What he does seem sure of is that the butterfly protected the lives of his brother and his friend.
"They were saved by the skin of their teeth. The cave-in was going on above and below them. It was already burying things all along the tunnel," Galeguillos explained.
At the entrance to the San Jose gold and copper mine, mining consultant Miguel Fortt regularly visits the families of the trapped miners as they wait for news of the rescue operation.
He's a rescue expert and helped coordinate the first phase of the search for the miners immediately after the August 5 cave-in. He's not given to flights of fancy.
Fortt explains that small white butterflies can sometimes be seen fluttering around the short-lived purple flowers that blossom for a few hours in the Atacama desert at certain times of year when the fog or dew is heavy. They call that seasonal phenomenon here the "flowering desert."
The nearest patch of such flowers is about 2 kilometers from the mine. But Fortt believes it would be extremely rare for one of the insects to fly 500 meters deep into a mineshaft.

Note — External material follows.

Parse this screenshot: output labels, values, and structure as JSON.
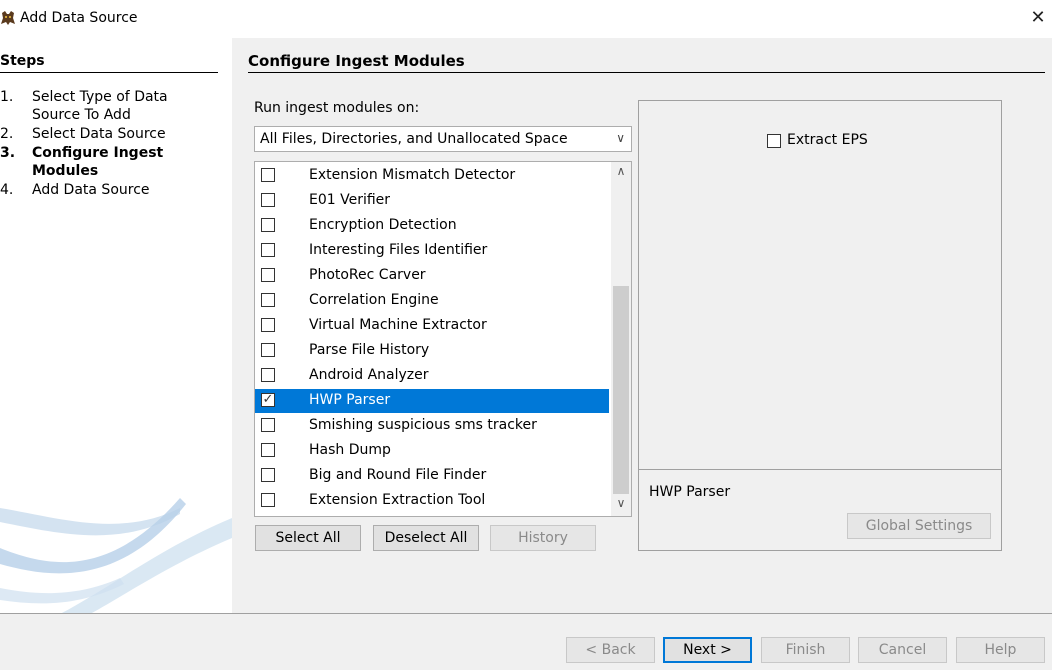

The most logical explanation he believes is that the butterfly was sucked into the mine's ventilation chimney in a downdraft generated by the collapse -- what he calls "the piston effect". But it's clear he's not convinced by his own logic.
"People who are religious would call this a miracle. From a scientific perspective, the butterfly may have flown into the mine on air currents. You can draw your own conclusions but that butterfly saved their lives," Fortt said.

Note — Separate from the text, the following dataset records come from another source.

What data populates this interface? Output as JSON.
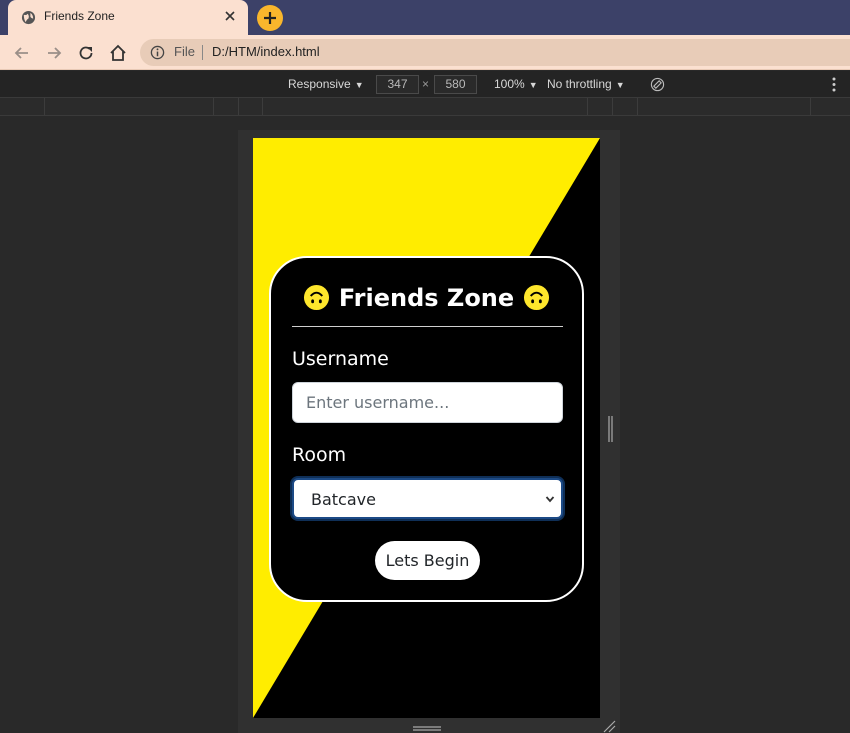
{
  "browser": {
    "tab_title": "Friends Zone",
    "url_scheme": "File",
    "url": "D:/HTM/index.html",
    "icons": [
      "globe-icon",
      "close-icon",
      "plus-icon",
      "back-arrow-icon",
      "forward-arrow-icon",
      "reload-icon",
      "home-icon",
      "info-icon"
    ]
  },
  "devtools": {
    "device_mode": "Responsive",
    "width": "347",
    "height": "580",
    "dimension_separator": "×",
    "zoom": "100%",
    "throttling": "No throttling",
    "icons": [
      "caret-down-icon",
      "rotate-icon",
      "kebab-menu-icon"
    ]
  },
  "app": {
    "title": "Friends Zone",
    "title_emoji": "upside-down-face-emoji",
    "username_label": "Username",
    "username_placeholder": "Enter username...",
    "room_label": "Room",
    "room_selected": "Batcave",
    "submit_label": "Lets Begin",
    "colors": {
      "yellow": "#ffed00",
      "black": "#000000",
      "card_border": "#ffffff",
      "emoji": "#fee62c"
    }
  }
}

Science or superstition, Fortt said that Galeguillos and Lobos slowed their truck down so they could take a closer look at the curious white butterfly. That stopped them driving headlong into the rockfalls triggered by the initial, massive collapse.
He has a copy of Jorge Galeguillos' letter and mention of the butterfly seems to have had a profound impact on those who hear of it.
"I've shown some people that letter and they've cried when they read about the butterfly that passed in front of them," Fortt said.
From the cavern 700 meters underground, Jorge Galeguillos has not elaborated about the butterfly. From his letter, it's clear he's having a tough time writing and needs his reading glasses.
"That is all for now," he says. "Sorry I can't write any more but I need my glasses and my grip on my pencil is not too good right now."
But the few details he has revealed seem to leave little doubt in the minds of relatives waiting up on the surface.
As they huddle around campfires on a starry night in the frigid Atacama desert, the families repeat the tale of a white butterfly they say was really a guardian angel.